Build production-ready generative AI applications for enterprise search using Haystack pipelines and Amazon SageMaker JumpStart with LLMs

This blog post is co-written with Tuana Çelik from deepset. 

Enterprise search is a critical component of organizational efficiency through document digitization and knowledge management. Enterprise search covers storing documents such as digital files, indexing the documents for search, and providing relevant results based on user queries. With the advent of large language models (LLMs), we can implement conversational experiences in providing the results to users. However, we need to ensure that the LLMs limit the responses to company data, thereby mitigating model hallucinations.

In this post, we showcase how to build an end-to-end generative AI application for enterprise search with Retrieval Augmented Generation (RAG) by using Haystack pipelines and the Falcon-40b-instruct model from Amazon SageMaker JumpStart and Amazon OpenSearch Service. The source code for the sample showcased in this post is available in the GitHub repository

Solution overview

To restrict the generative AI application responses to company data only, we need to use a technique called Retrieval Augmented Generation (RAG). An application using the RAG approach retrieves information most relevant to the user’s request from the enterprise knowledge base or content, bundles it as context along with the user’s request as a prompt, and then sends it to the LLM to get a response. LLMs have limitations around the maximum word count for the input prompts, so choosing the right passages among thousands or millions of documents in the enterprise has a direct impact on the LLM’s accuracy.

The RAG technique has become increasingly important in enterprise search. In this post, we show a workflow that takes advantage of SageMaker JumpStart to deploy a Falcon-40b-instruct model and uses Haystack to design and run a retrieval augmented question answering pipeline. The final retrieval augmentation workflow covers the following high-level steps:

  1. The user query is used for a retriever component, which does a vector search, to retrieve the most relevant context from our database.
  2. This context is embedded into a prompt that is designed to instruct an LLM to generate an answer only from the provided context.
  3. The LLM generates a response to the original query by only considering the context embedded into the prompt it received.

SageMaker JumpStart

SageMaker JumpStart serves as a model hub encapsulating a broad array of deep learning models for text, vision, audio, and embedding use cases. With over 500 models, its model hub comprises both public and proprietary models from AWS’s partners such as AI21, Stability AI, Cohere, and LightOn. It also hosts foundation models solely developed by Amazon, such as AlexaTM. Some of the models offer capabilities for you to fine-tune them with your own data. SageMaker JumpStart also provides solution templates that set up infrastructure for common use cases, and executable example notebooks for machine learning (ML) with SageMaker.

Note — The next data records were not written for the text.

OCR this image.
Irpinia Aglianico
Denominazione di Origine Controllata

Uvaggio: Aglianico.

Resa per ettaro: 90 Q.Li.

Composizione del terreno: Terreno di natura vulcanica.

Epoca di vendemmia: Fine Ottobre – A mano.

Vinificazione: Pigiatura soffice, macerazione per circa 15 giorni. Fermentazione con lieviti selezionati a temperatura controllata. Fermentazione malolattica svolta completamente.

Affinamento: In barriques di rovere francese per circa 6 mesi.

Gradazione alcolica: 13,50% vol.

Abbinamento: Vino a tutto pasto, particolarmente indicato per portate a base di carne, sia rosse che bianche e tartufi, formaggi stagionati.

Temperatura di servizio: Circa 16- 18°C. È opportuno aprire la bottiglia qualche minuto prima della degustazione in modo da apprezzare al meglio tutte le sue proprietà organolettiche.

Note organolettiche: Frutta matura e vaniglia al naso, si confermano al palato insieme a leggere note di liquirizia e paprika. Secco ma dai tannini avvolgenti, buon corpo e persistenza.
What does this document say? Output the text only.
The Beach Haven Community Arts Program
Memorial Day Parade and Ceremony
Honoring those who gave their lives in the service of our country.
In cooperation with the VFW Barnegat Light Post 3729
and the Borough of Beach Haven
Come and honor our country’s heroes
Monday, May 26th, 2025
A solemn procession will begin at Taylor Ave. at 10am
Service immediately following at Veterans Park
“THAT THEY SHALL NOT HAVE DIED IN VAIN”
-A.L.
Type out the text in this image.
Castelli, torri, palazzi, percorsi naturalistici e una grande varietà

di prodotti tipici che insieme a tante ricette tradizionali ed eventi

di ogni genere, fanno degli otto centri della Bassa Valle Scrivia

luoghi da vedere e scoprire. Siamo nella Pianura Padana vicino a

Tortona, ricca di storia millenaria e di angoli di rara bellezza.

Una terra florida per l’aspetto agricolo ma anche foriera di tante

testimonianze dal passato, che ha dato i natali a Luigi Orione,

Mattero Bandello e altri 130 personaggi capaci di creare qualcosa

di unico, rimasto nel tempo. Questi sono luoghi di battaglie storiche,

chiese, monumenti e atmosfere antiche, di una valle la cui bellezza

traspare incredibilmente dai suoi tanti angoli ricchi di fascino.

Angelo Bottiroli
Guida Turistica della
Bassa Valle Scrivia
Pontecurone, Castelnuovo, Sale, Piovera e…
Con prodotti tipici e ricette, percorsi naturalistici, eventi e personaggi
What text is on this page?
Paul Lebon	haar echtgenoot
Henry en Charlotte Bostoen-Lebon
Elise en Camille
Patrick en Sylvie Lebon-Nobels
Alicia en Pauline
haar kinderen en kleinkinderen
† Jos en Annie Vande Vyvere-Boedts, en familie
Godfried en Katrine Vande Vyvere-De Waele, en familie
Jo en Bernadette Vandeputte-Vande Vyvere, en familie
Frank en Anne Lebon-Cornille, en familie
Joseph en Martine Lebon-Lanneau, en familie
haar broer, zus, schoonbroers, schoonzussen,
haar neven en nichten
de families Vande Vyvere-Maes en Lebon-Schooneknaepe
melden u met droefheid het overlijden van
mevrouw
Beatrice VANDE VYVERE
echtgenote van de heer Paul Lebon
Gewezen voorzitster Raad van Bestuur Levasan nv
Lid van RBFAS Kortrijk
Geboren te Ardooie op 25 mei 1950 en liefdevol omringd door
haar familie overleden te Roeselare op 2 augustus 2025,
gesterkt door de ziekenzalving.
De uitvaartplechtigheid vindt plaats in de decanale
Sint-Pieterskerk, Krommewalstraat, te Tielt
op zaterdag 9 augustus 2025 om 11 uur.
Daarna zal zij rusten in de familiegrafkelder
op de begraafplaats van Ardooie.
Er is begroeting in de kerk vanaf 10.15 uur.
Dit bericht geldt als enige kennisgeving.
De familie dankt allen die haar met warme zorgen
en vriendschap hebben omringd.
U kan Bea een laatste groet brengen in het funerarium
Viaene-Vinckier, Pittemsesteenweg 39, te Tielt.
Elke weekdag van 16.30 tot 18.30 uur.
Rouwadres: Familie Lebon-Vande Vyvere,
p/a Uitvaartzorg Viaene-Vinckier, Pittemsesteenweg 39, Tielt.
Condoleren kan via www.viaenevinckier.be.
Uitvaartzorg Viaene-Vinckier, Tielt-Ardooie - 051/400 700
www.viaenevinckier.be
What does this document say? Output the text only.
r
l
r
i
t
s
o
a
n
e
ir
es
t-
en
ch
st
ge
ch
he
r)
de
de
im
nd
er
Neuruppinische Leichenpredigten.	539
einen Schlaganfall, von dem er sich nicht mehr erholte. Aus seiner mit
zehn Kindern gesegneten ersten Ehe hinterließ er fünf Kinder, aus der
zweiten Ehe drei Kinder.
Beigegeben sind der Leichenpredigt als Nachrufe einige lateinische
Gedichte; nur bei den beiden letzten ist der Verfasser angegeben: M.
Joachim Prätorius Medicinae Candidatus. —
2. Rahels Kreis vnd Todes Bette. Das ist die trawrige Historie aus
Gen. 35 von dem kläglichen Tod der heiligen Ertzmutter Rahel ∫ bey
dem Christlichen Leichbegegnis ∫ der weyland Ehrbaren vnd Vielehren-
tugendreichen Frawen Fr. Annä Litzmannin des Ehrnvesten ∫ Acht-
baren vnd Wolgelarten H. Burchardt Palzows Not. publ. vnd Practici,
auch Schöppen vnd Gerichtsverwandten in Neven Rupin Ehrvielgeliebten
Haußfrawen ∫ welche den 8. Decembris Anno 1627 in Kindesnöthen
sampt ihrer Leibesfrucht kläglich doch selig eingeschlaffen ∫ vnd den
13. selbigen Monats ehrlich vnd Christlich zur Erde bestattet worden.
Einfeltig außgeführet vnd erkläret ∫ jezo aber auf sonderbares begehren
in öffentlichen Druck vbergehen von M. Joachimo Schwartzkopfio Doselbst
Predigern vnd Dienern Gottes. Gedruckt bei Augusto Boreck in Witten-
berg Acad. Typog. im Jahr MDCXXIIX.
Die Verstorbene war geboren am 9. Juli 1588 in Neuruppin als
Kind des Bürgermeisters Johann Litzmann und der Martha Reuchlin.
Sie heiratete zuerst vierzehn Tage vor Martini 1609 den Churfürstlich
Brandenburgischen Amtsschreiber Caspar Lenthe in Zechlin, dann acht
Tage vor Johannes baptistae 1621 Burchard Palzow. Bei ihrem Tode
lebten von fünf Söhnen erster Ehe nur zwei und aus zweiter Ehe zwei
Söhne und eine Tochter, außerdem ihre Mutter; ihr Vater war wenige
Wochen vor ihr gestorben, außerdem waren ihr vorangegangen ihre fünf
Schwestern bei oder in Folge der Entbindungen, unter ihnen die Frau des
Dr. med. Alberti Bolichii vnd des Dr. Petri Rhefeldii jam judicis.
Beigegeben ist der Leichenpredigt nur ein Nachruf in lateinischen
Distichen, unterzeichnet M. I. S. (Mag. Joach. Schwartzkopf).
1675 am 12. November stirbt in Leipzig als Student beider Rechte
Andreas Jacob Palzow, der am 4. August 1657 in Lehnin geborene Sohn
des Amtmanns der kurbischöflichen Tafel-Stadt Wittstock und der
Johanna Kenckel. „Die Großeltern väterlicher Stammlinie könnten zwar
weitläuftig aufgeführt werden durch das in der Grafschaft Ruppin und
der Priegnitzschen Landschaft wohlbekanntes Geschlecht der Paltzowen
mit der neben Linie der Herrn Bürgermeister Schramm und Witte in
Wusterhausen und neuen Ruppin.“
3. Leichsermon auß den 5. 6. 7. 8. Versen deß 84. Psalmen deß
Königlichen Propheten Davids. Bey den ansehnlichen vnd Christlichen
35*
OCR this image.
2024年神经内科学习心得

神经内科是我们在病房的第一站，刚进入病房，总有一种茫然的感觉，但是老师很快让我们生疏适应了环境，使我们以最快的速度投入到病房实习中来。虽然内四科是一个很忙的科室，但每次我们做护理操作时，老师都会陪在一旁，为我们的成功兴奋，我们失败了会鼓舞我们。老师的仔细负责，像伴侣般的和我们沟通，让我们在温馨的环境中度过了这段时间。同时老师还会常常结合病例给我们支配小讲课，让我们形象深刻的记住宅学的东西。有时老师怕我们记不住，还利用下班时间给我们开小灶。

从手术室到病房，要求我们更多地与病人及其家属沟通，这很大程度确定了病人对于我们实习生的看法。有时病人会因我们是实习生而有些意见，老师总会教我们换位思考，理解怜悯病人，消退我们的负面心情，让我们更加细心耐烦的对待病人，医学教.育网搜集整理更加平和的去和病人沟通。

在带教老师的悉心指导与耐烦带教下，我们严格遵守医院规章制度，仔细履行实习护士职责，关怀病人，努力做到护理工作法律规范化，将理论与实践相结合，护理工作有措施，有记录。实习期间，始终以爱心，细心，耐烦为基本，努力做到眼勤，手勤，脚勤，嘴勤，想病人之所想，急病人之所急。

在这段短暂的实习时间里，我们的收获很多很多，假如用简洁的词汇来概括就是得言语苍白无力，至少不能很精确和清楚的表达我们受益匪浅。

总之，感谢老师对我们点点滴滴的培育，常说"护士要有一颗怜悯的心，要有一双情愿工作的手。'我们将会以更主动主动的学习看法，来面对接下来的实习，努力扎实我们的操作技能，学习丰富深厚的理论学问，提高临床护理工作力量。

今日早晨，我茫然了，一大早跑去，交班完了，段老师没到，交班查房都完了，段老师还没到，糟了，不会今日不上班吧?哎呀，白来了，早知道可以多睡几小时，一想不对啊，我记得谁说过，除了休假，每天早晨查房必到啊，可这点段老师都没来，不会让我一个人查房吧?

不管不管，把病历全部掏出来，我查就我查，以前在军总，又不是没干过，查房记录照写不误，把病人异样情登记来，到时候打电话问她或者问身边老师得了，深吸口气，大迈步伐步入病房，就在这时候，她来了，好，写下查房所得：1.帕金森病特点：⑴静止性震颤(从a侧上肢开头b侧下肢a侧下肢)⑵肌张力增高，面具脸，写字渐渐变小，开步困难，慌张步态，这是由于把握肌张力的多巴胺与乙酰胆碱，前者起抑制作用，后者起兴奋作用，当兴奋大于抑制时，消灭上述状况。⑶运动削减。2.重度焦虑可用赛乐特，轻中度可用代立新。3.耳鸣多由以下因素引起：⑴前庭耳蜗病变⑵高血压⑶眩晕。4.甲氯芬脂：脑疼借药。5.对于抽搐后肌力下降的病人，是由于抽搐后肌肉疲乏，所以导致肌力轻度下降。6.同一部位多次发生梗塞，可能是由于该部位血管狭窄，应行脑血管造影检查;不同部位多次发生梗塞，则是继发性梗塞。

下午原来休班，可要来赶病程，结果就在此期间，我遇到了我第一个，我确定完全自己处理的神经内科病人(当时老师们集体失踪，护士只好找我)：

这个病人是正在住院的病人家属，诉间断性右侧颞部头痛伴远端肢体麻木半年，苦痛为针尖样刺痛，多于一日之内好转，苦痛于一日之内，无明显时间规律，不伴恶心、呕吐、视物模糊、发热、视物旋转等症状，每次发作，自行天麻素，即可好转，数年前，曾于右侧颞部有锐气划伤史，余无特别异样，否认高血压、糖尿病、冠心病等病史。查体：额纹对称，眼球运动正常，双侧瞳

Haystack is an open-source framework by deepset that allows developers to orchestrate LLM applications made up of different components like models, vector DBs, file converters, and countless other modules. Haystack provides pipelines and Agents, two powerful structures for designing LLM applications for various use cases including search, question answering, and conversational AI. With a big focus on state-of-the art retrieval methods and solid evaluation metrics, it provides you with everything you need to ship a reliable, trustworthy application. You can serialize pipelines to YAML files, expose them via a REST API, and scale them flexibly with your workloads, making it easy to move your application from a prototype stage to production.

Amazon OpenSearch

OpenSearch Service is a fully managed service that makes it simple to deploy, scale, and operate OpenSearch in the AWS Cloud. OpenSearch is a scalable, flexible, and extensible open-source software suite for search, analytics, security monitoring, and observability applications, licensed under the Apache 2.0 license.

In recent years, ML techniques have become increasingly popular to enhance search. Among them are the use of embedding models, a type of model that can encode a large body of data into an n-dimensional space where each entity is encoded into a vector, a data point in that space, and organized such that similar entities are closer together. A vector database provides efficient vector similarity search by providing specialized indexes like k-NN indexes.

With the vector database capabilities of OpenSearch Service, you can implement semantic search, RAG with LLMs, recommendation engines, and search rich media. In this post, we use RAG to enable us to complement generative LLMs with an external knowledge base that is typically built using a vector database hydrated with vector-encoded knowledge articles.

Application overview

The following diagram depicts the structure of the final application.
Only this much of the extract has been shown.